Counterfeit Religion

 

     As we come to the end of this set of studies, there is one thing that must surely stand out above all else – that of the ongoing godlessness of these kings of Israel. As we have already commented, every single one of them was condemned for the ongoing sin of Jeroboam – of setting up, sustaining and tolerating the counterfeit, substitute religion of the northern kingdom. This in itself led on to further idolatry. These people, originally at least, knew that they were a special, called-out people of God, the covenant people of God. One man led them away from that and no other king had the courage to take them back to it. At least with the kings of Judah there were kings who restored the people to their covenant relationship when they realised that they had strayed from it, but that was never so with Israel.
 

God's Activity

 

      We might have expected to find the Lord coming to bring judgment much earlier than He did. How could He have tolerated these kings who, one after another, perpetuated this breakdown in relationship with the Lord? But it's far more than merely tolerating it! He actively spoke into it. Elijah and Elisha are arguably the greatest signs and wonders prophets of the Old Testament and they lived and ministered in a period that was possibly the worst in terms of organised idolatry.
 

So Why?

 

        Why did the Lord allow all this? Why did the Lord divide the kingdom knowing as He must, that these things would come about? The answer has got to be because although God knows that an outcome will be bad, He nevertheless gives mankind the opportunity to make good. It was purely the wilful choices of a series of kings that opened the doors to, and encouraged, idolatry. They could have called the people back to God. They knew in history of a godly king, David. They knew of a king, Solomon, who was blessed by God so that prosperity and affluence was greater in Israel than anywhere else in the land. They had heard the stories but refused to respond to them. But they had had the opportunity to change.

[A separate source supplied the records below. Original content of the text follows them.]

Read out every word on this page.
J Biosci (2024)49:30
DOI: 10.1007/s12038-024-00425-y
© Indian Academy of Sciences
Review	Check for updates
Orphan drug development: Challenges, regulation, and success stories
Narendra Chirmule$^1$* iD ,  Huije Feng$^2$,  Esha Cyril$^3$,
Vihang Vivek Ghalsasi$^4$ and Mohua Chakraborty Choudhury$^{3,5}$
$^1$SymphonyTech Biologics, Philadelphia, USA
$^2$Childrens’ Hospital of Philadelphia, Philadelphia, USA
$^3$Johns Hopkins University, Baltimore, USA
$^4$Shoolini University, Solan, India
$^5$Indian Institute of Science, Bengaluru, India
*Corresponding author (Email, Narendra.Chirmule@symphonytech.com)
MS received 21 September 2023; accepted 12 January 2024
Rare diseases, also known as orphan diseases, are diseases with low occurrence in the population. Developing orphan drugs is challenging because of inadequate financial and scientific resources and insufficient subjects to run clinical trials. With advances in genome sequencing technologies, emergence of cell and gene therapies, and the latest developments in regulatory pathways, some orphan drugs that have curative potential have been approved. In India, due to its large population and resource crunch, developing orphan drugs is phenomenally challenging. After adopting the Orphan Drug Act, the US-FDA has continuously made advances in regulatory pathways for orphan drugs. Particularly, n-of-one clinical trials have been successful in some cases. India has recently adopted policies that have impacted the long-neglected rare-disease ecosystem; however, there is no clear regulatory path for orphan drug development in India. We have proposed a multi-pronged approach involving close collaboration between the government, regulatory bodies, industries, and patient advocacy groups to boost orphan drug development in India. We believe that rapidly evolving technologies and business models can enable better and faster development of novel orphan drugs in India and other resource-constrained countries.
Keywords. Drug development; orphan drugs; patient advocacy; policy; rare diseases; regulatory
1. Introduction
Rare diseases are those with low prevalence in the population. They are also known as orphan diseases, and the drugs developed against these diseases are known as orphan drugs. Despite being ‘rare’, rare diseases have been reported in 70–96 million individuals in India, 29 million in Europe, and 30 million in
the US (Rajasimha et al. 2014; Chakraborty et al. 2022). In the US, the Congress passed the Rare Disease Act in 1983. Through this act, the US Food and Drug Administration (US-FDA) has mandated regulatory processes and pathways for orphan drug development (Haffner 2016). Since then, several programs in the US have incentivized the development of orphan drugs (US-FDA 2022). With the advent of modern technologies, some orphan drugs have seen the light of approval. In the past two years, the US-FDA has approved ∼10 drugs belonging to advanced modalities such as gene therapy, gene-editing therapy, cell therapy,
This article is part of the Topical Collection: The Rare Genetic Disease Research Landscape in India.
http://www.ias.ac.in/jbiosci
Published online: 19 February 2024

      Israel, the northern kingdom, are an example of a people who have been shown the way, but are then put into circumstances where they have to CHOOSE to follow that way, despite the difficulties. Without Jerusalem, without the Temple, without the visible reminder of the presence of the Lord in their midst, they fall away. Such is the work of Sin. On the Statistics page we have noted the times when the Lord spoke through His prophets. Whether the Lord actually brought about some of the changes or opened the way for sinful men to naturally respond in their sin to bring them about is never clear. However what is clear is that the plan and purpose and will of God are worked out. He declares it and it does happen!

       Whatever the kings were doing, one thing is clear: the Lord was there, speaking and moving and holding them accountable. It was never a case of the Lord sitting back and merely letting it all happen. These may have been ungodly kings, but that did not stop the Lord speaking to them and moving in their circumstances. Thus these chapters of history record some of the most remarkable moving of God in the history of Israel. Not, obviously so great as the Exodus, but clearly the sovereign will of God being worked out in the midst of ungodliness. Amazing!